There’s a nice geometric model that represents random variables as vectors whose lengths correspond to their standard deviations. When the variables are independent, the vectors are orthogonal. Then the standard deviation of the sum or difference of the variables is the hypotenuse of a right triangle.
It doesn't elaborate further - it just points this out as a neat fact. How can we represent a random variable as a vector?
I assume this is not referring to multivariate random variables (i.e. a vector of random variables), but to a single random variable. I assume this because the length of a multivariate random variable does not (to my knowledge) represent a standard deviation.
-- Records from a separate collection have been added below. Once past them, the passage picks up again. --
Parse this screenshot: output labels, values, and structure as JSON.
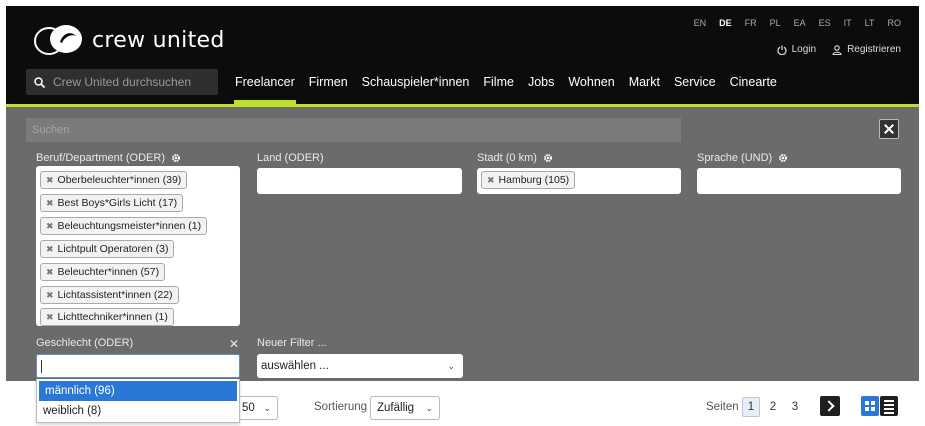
{
  "header": {
    "logo_text": "crew united",
    "languages": [
      "EN",
      "DE",
      "FR",
      "PL",
      "EA",
      "ES",
      "IT",
      "LT",
      "RO"
    ],
    "active_language": "DE",
    "login_label": "Login",
    "register_label": "Registrieren",
    "search_placeholder": "Crew United durchsuchen",
    "nav": [
      "Freelancer",
      "Firmen",
      "Schauspieler*innen",
      "Filme",
      "Jobs",
      "Wohnen",
      "Markt",
      "Service",
      "Cinearte"
    ],
    "active_nav": "Freelancer",
    "accent_color": "#bde02a"
  },
  "filters": {
    "search_placeholder": "Suchen",
    "department": {
      "label": "Beruf/Department (ODER)",
      "tags": [
        "Oberbeleuchter*innen (39)",
        "Best Boys*Girls Licht (17)",
        "Beleuchtungsmeister*innen (1)",
        "Lichtpult Operatoren (3)",
        "Beleuchter*innen (57)",
        "Lichtassistent*innen (22)",
        "Lichttechniker*innen (1)"
      ]
    },
    "country": {
      "label": "Land (ODER)"
    },
    "city": {
      "label": "Stadt (0 km)",
      "tags": [
        "Hamburg (105)"
      ]
    },
    "language": {
      "label": "Sprache (UND)"
    },
    "gender": {
      "label": "Geschlecht (ODER)",
      "options": [
        "männlich (96)",
        "weiblich (8)"
      ],
      "highlighted": "männlich (96)"
    },
    "new_filter": {
      "label": "Neuer Filter ...",
      "value": "auswählen ..."
    }
  },
  "toolbar": {
    "per_page": "50",
    "sort_label": "Sortierung",
    "sort_value": "Zufällig",
    "pages_label": "Seiten",
    "pages": [
      "1",
      "2",
      "3"
    ],
    "current_page": "1"
  }
}
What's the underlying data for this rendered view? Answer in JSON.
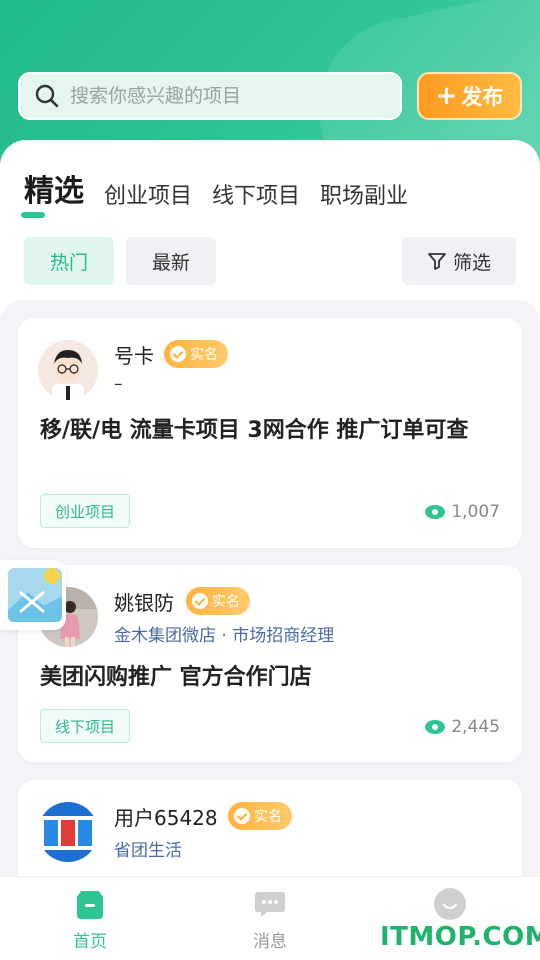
{
  "search": {
    "placeholder": "搜索你感兴趣的项目"
  },
  "publish": {
    "label": "发布",
    "icon": "plus-icon"
  },
  "tabs": [
    {
      "label": "精选"
    },
    {
      "label": "创业项目"
    },
    {
      "label": "线下项目"
    },
    {
      "label": "职场副业"
    }
  ],
  "filters": {
    "hot": "热门",
    "latest": "最新",
    "filter": "筛选"
  },
  "cards": [
    {
      "user": "号卡",
      "badge": "实名",
      "subtitle": "–",
      "title": "移/联/电 流量卡项目 3网合作 推广订单可查",
      "tag": "创业项目",
      "views": "1,007"
    },
    {
      "user": "姚银防",
      "badge": "实名",
      "subtitle": "金木集团微店 · 市场招商经理",
      "title": "美团闪购推广 官方合作门店",
      "tag": "线下项目",
      "views": "2,445"
    },
    {
      "user": "用户65428",
      "badge": "实名",
      "subtitle": "省团生活"
    }
  ],
  "nav": [
    {
      "label": "首页",
      "icon": "home-icon"
    },
    {
      "label": "消息",
      "icon": "chat-icon"
    },
    {
      "label": "",
      "icon": "profile-icon"
    }
  ],
  "watermark": "ITMOP.COM",
  "colors": {
    "accent": "#2ec592",
    "publish": "#ff9b1f",
    "badge": "#ffb33f"
  }
}
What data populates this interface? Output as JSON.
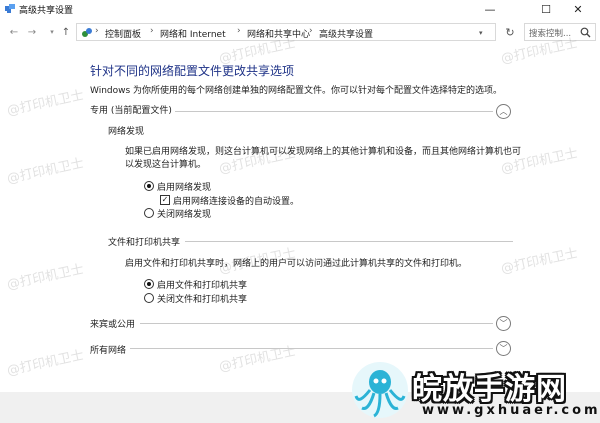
{
  "window": {
    "title": "高级共享设置"
  },
  "address_bar": {
    "breadcrumbs": [
      "控制面板",
      "网络和 Internet",
      "网络和共享中心",
      "高级共享设置"
    ],
    "search_placeholder": "搜索控制..."
  },
  "main": {
    "heading": "针对不同的网络配置文件更改共享选项",
    "description": "Windows 为你所使用的每个网络创建单独的网络配置文件。你可以针对每个配置文件选择特定的选项。",
    "profiles": [
      {
        "label": "专用 (当前配置文件)",
        "expanded": true,
        "sections": [
          {
            "title": "网络发现",
            "text": "如果已启用网络发现，则这台计算机可以发现网络上的其他计算机和设备，而且其他网络计算机也可以发现这台计算机。",
            "options": [
              {
                "label": "启用网络发现",
                "selected": true
              },
              {
                "label": "启用网络连接设备的自动设置。",
                "checked": true
              },
              {
                "label": "关闭网络发现",
                "selected": false
              }
            ]
          },
          {
            "title": "文件和打印机共享",
            "text": "启用文件和打印机共享时，网络上的用户可以访问通过此计算机共享的文件和打印机。",
            "options": [
              {
                "label": "启用文件和打印机共享",
                "selected": true
              },
              {
                "label": "关闭文件和打印机共享",
                "selected": false
              }
            ]
          }
        ]
      },
      {
        "label": "来宾或公用",
        "expanded": false
      },
      {
        "label": "所有网络",
        "expanded": false
      }
    ]
  },
  "watermark": {
    "text": "@打印机卫士"
  },
  "brand": {
    "name": "皖放手游网",
    "url": "www.gxhuaer.com"
  },
  "colors": {
    "heading": "#1e3287",
    "divider": "#c8c8c8",
    "bottom_strip": "#f0f0f0"
  }
}
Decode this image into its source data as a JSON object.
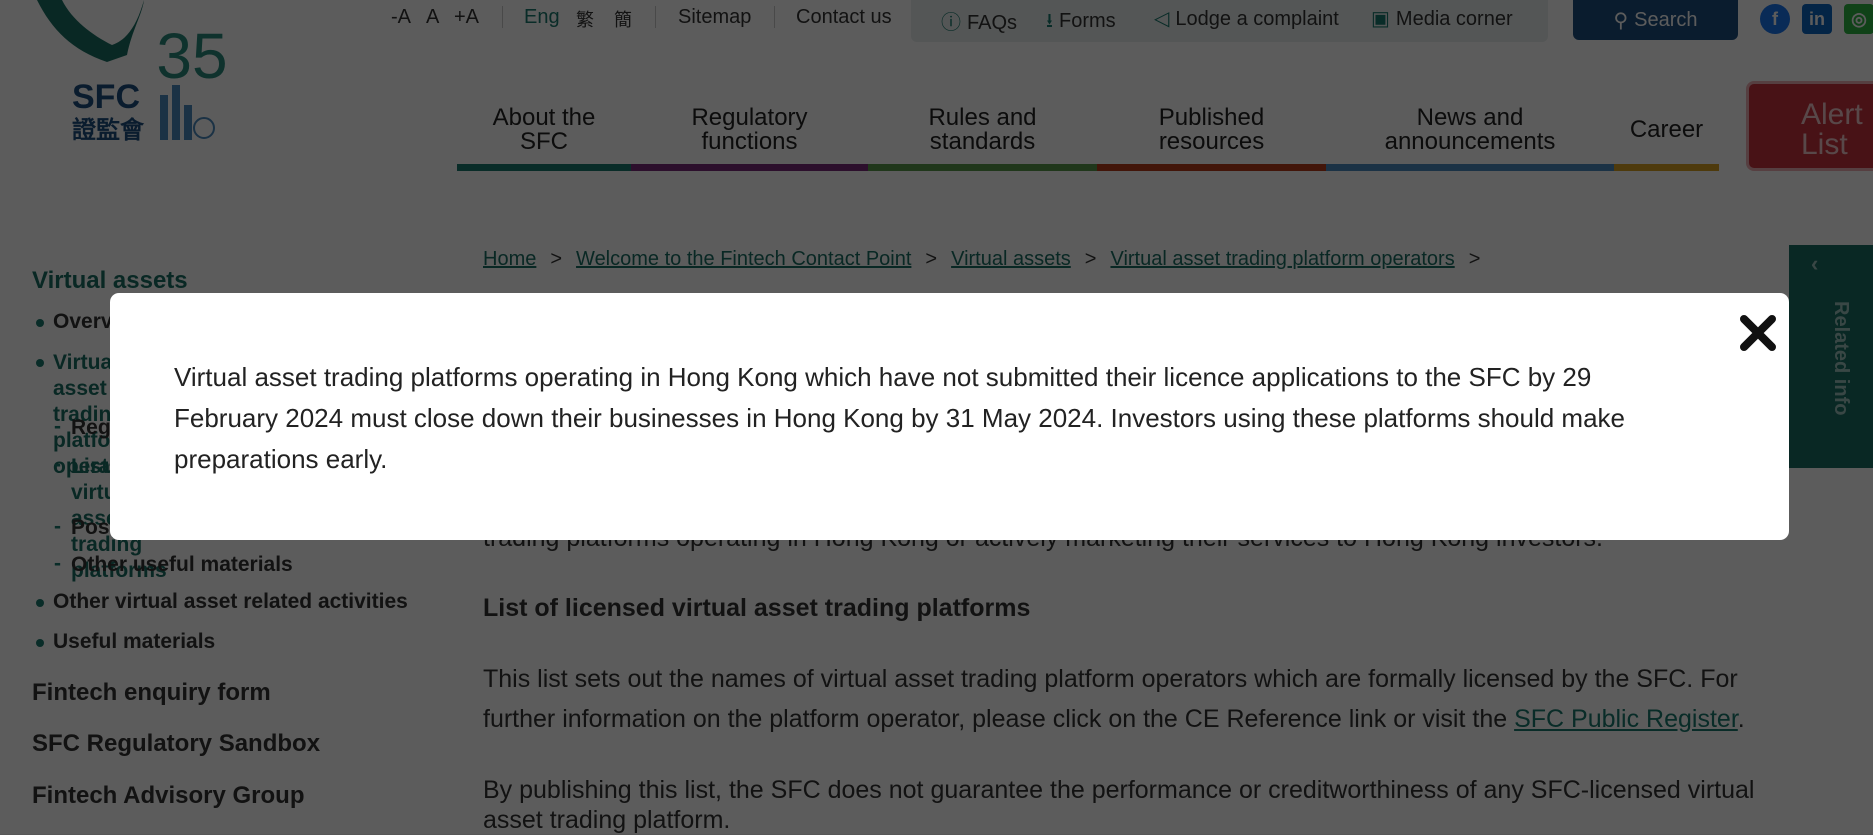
{
  "header": {
    "logo_text": "SFC 35 證監會",
    "font_size_controls": [
      "-A",
      "A",
      "+A"
    ],
    "languages": [
      "Eng",
      "繁",
      "簡"
    ],
    "sitemap": "Sitemap",
    "contact": "Contact us",
    "quick_links": [
      {
        "label": "FAQs",
        "icon": "question-circle-icon"
      },
      {
        "label": "Forms",
        "icon": "download-icon"
      },
      {
        "label": "Lodge a complaint",
        "icon": "megaphone-icon"
      },
      {
        "label": "Media corner",
        "icon": "image-icon"
      }
    ],
    "search_label": "Search",
    "social": [
      "facebook-icon",
      "linkedin-icon",
      "wechat-icon"
    ]
  },
  "nav": {
    "items": [
      {
        "label": "About the SFC",
        "color": "#1a7a6e"
      },
      {
        "label": "Regulatory functions",
        "color": "#7a2a7a"
      },
      {
        "label": "Rules and standards",
        "color": "#5a9a4a"
      },
      {
        "label": "Published resources",
        "color": "#b83a1a"
      },
      {
        "label": "News and announcements",
        "color": "#4a8ac0"
      },
      {
        "label": "Career",
        "color": "#d8a020"
      }
    ],
    "alert_list": "Alert List"
  },
  "sidebar": {
    "title": "Virtual assets",
    "items": [
      "Overview",
      "Virtual asset trading platform operators",
      "Regulatory requirements",
      "Lists of virtual asset trading platforms",
      "Post-licensing",
      "Other useful materials",
      "Other virtual asset related activities",
      "Useful materials"
    ],
    "sections": [
      "Fintech enquiry form",
      "SFC Regulatory Sandbox",
      "Fintech Advisory Group"
    ]
  },
  "breadcrumb": [
    "Home",
    "Welcome to the Fintech Contact Point",
    "Virtual assets",
    "Virtual asset trading platform operators"
  ],
  "related_info": "Related info",
  "main": {
    "partial_line": "trading platforms operating in Hong Kong or actively marketing their services to Hong Kong investors.",
    "heading": "List of licensed virtual asset trading platforms",
    "para1_line1": "This list sets out the names of virtual asset trading platform operators which are formally licensed by the SFC. For",
    "para1_line2": "further information on the platform operator, please click on the CE Reference link or visit the ",
    "para1_link": "SFC Public Register",
    "para1_end": ".",
    "para2_line1": "By publishing this list, the SFC does not guarantee the performance or creditworthiness of any SFC-licensed virtual",
    "para2_line2": "asset trading platform."
  },
  "modal": {
    "text": "Virtual asset trading platforms operating in Hong Kong which have not submitted their licence applications to the SFC by 29 February 2024 must close down their businesses in Hong Kong by 31 May 2024. Investors using these platforms should make preparations early.",
    "close_icon": "close-icon"
  }
}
The AP folks might be thinking along these lines:
Real-valued random variables are real-valued $\mathcal S$-measurable functions on a probability space $(\Omega,\mathcal S, P)$. Those with finite variances are elements of $L^2(\Omega)$, the square integrable functions. (Functions on $\Omega$, integrable with respect to the measure $P$.) This is an inner product space, with inner product $\langle X,Y\rangle = E XY = \int_\Omega X(\omega)Y(\omega)P(d\omega)$. Consider the mean centering map $c: X\mapsto X-EX$. It is the orthogonal projection onto the space of square-integrable mean $0$ random variables. Then $\|c(X)\|^2=\langle c(X),c(X)\rangle$ equals the variance of $X$. If $X$ and $Y$ are uncorrelated then $c(X)$ and $c(Y)$ are perpendicular.
So maybe $L^2(\Omega)$ is the vector space in question, and $c(X)$ is the vector corresponding to $X$.